On 1/2/23 11:08 AM, Aditi Ghag wrote:
OT: While we can use the has_current_bpf_ctx macro to skip taking sock
locks in the BPF context, how is the assumption around locking enforced in
the code (e.g., setsockopt helper assumes that BPF iter prog acquires the
relevant locks)?
The lock condition is enforced by the verifier when loading bpf prog. The
bpf_setsockopt helper is only available to the bpf hooks that have already
held/owned the sock lock. For example, if a bpf-tc prog tries to call
bpf_setsockopt(), the verifier will reject loading the prog because the bpf-tc
hook does not hold/own the sock lock.
We could potentially use lockdep_sock_is_held for the sock lock.
It's a debug configuration, but I suppose it's enabled in selftests.
Not sure I totally get it. Meaning adding a sock_owned_by_me() check somewhere
in the new bpf_sk_destroy() kfunc for debug purpose? hmm...yeah, why not but not
sure how that may look like. I think it is some minor implementation details
and will be easier to comment with code.
[ btw, please reply inline instead of top posting. ]
On Wed, Dec 21, 2022 at 9:08 PM Martin KaFai Lau <martin.lau@xxxxxxxxx>
wrote:
On 12/16/22 5:57 PM, Aditi Ghag wrote:
The socket destroy helper is used to
forcefully terminate sockets from certain
BPF contexts. We plan to use the capability
in Cilium to force client sockets to reconnect
when their remote load-balancing backends are
deleted. The other use case is on-the-fly
policy enforcement where existing socket
connections prevented by policies need to
be terminated.
The helper is currently exposed to iterator
type BPF programs where users can filter,
and terminate a set of sockets.
Sockets are destroyed asynchronously using
the work queue infrastructure. This allows
for current the locking semantics within
socket destroy handlers, as BPF iterators
invoking the helper acquire *sock* locks.
This also allows the helper to be invoked
from non-sleepable contexts.
The other approach to skip acquiring locks
by passing an argument to the `diag_destroy`
handler didn't work out well for UDP, as
the UDP abort function internally invokes
another function that ends up acquiring
*sock* lock.
While there are sleepable BPF iterators,
these are limited to only certain map types.

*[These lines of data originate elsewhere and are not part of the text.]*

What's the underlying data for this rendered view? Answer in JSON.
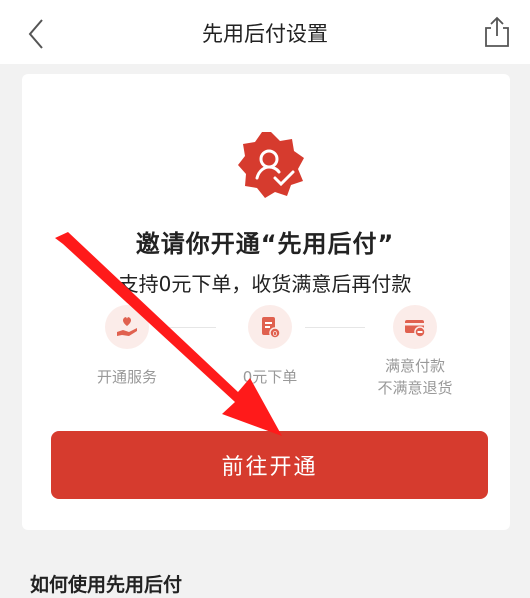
{
  "navbar": {
    "title": "先用后付设置",
    "back_icon": "chevron-left-icon",
    "share_icon": "share-icon"
  },
  "card": {
    "badge_icon": "user-verified-badge-icon",
    "title": "邀请你开通“先用后付”",
    "subtitle": "支持0元下单，收货满意后再付款",
    "steps": [
      {
        "icon": "hand-heart-icon",
        "label": "开通服务"
      },
      {
        "icon": "order-document-icon",
        "label": "0元下单"
      },
      {
        "icon": "card-refund-icon",
        "label": "满意付款",
        "label2": "不满意退货"
      }
    ],
    "cta_label": "前往开通"
  },
  "howto_title": "如何使用先用后付",
  "colors": {
    "accent": "#d63b2e",
    "annotation_arrow": "#ff1a1a"
  }
}
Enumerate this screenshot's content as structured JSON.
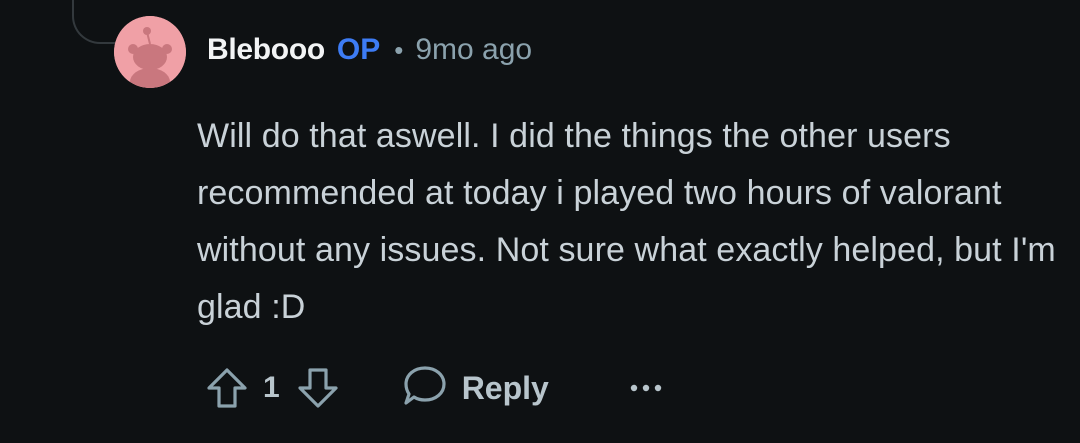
{
  "comment": {
    "author": "Blebooo",
    "op_badge": "OP",
    "separator": "•",
    "timestamp": "9mo ago",
    "body": "Will do that aswell. I did the things the other users recommended at today i played two hours of valorant without any issues. Not sure what exactly helped, but I'm glad :D",
    "avatar_icon": "snoo-avatar-icon",
    "avatar_color": "#f0a0a6"
  },
  "actions": {
    "upvote_icon": "arrow-up-icon",
    "vote_count": "1",
    "downvote_icon": "arrow-down-icon",
    "reply_icon": "speech-bubble-icon",
    "reply_label": "Reply",
    "more_icon": "ellipsis-icon"
  },
  "colors": {
    "background": "#0e1113",
    "username": "#f2f4f5",
    "op_badge": "#3d7cf5",
    "meta": "#8ba2ad",
    "body_text": "#c9d2d8"
  }
}
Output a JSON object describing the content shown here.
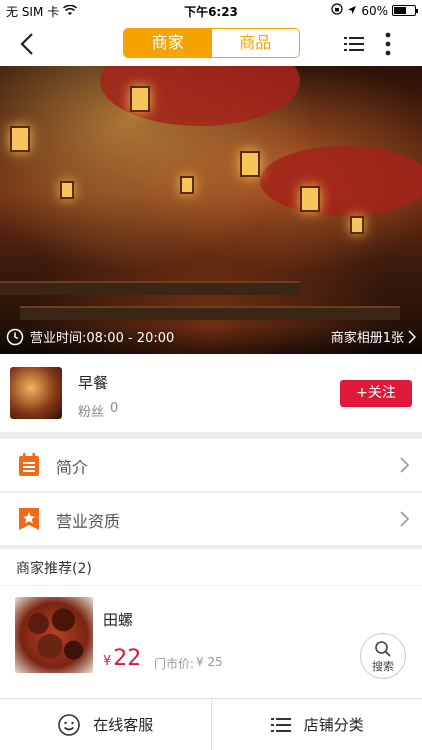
{
  "status_bar": {
    "carrier": "无 SIM 卡",
    "time": "下午6:23",
    "battery": "60%",
    "battery_level": 0.6
  },
  "nav": {
    "tabs": [
      {
        "label": "商家",
        "active": true
      },
      {
        "label": "商品",
        "active": false
      }
    ],
    "accent_color": "#f5a300"
  },
  "banner": {
    "hours_label": "营业时间:08:00 - 20:00",
    "album_label": "商家相册1张"
  },
  "merchant": {
    "name": "早餐",
    "fans_label": "粉丝",
    "fans_count": "0",
    "follow_label": "+关注",
    "follow_color": "#e0193a"
  },
  "rows": [
    {
      "label": "简介",
      "icon": "document-icon"
    },
    {
      "label": "营业资质",
      "icon": "star-badge-icon"
    }
  ],
  "recommend": {
    "title": "商家推荐(2)",
    "items": [
      {
        "name": "田螺",
        "currency": "¥",
        "price": "22",
        "market_price_label": "门市价:",
        "market_price": "¥ 25"
      }
    ]
  },
  "search_fab": {
    "label": "搜索"
  },
  "bottom_bar": {
    "service_label": "在线客服",
    "category_label": "店铺分类"
  }
}
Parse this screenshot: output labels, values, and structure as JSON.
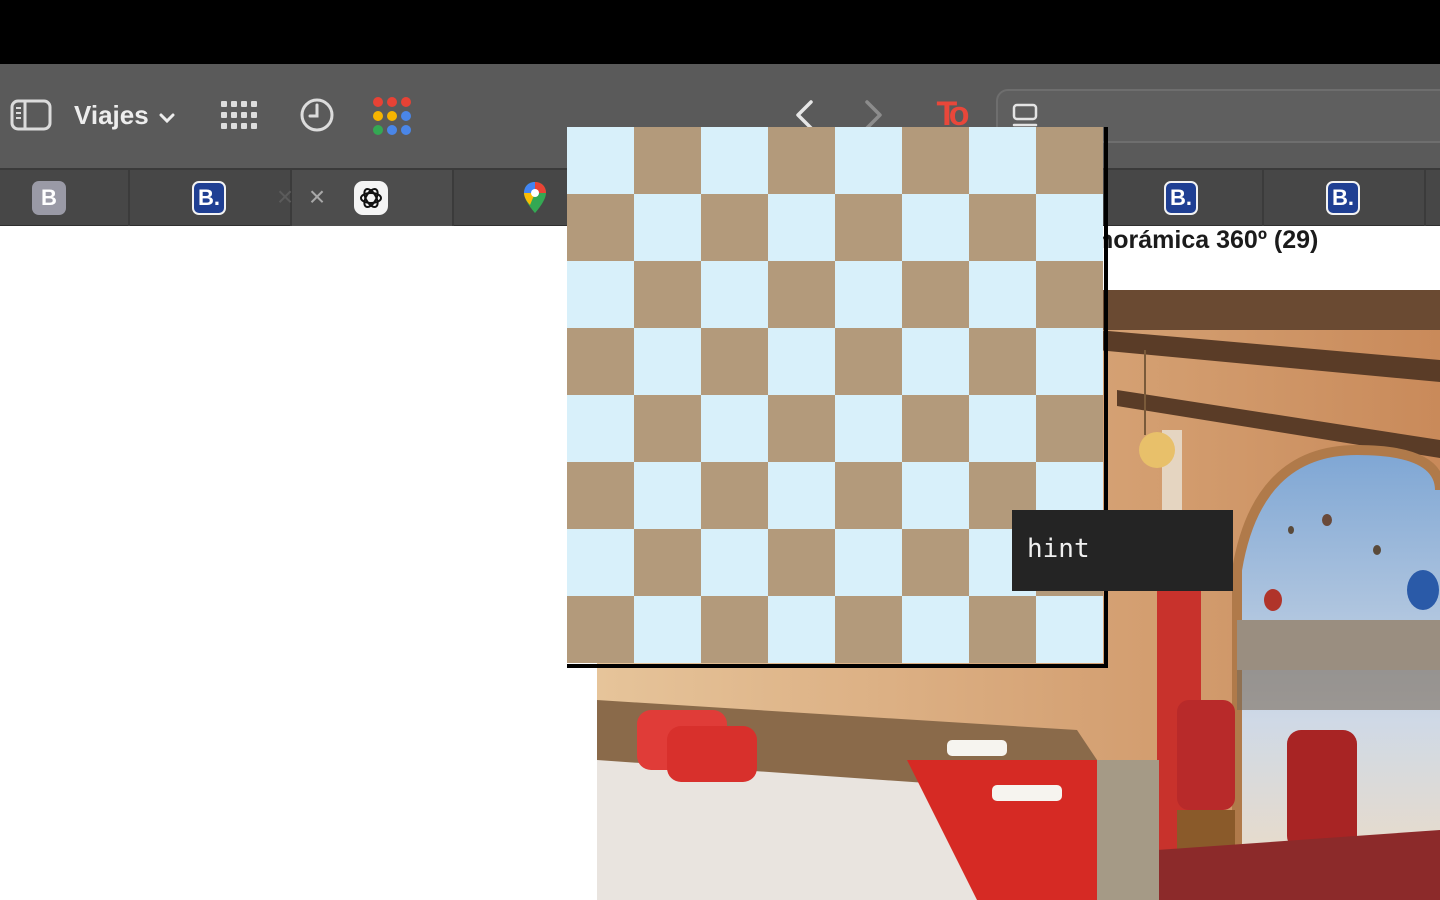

bpf-iter program can be sleepable and non sleepable. Both sleepable and
non
sleepable tcp/unix bpf-iter programs have been able to call
bpf_setsockopt()
synchronously. bpf_setsockopt() also requires the sock lock to be held
first.
The situation on calling '.diag_destroy' from bpf-iter should not be much
different from calling bpf_setsockopt(). From a quick look at tcp_abort
and
udp_abort, I don't see they might sleep also and you may want to double
check.
Even '.diag_destroy' was only usable in sleepable 'bpf-iter' because it
might
sleep, the common bpf map types are already available to the sleepable
programs.
At the kernel side, the tcp and unix iter acquire the lock_sock() first
(eg. in
bpf_iter_tcp_seq_show()) before calling the bpf-iter prog . At the kernel
setsockopt code (eg. do_ip_setsockopt()), it uses sockopt_lock_sock() and
avoids
doing the lock if it has already been guaranteed by the bpf running
context.
For udp, I don't see how the udp_abort acquires the sock lock differently
from
tcp_abort. I assume the actual problem seen in udp_abort is related to
the
'->unhash()' part which acquires the udp_table's bucket lock. This is a
problem
for udp bpf-iter only because the udp bpf-iter did not release the
udp_table's
bucket lock before calling the bpf prog. The tcp (and unix) bpf-iter
releases
the bucket lock first before calling the bpf prog. This was done
explicitly to
allow acquiring the sock lock before calling the bpf prog because
otherwise it
will have a lock ordering issue. Hence, for this reason, bpf_setsockopt()
is
only available to tcp and unix bpf-iter but not udp bpf-iter. The udp-iter
needs
to do similar change like the tcp and unix iter
(https://lore.kernel.org/bpf/20210701200535.1033513-1-kafai@xxxxxx/):
batch,
release the bucket's lock, lock the sock, and then call bpf prog. This
will
allow udp-iter to call bpf_setsockopt() like its tcp and unix
counterpart. That
will also allow udp bpf-iter prog to directly do '.diag_destroy'.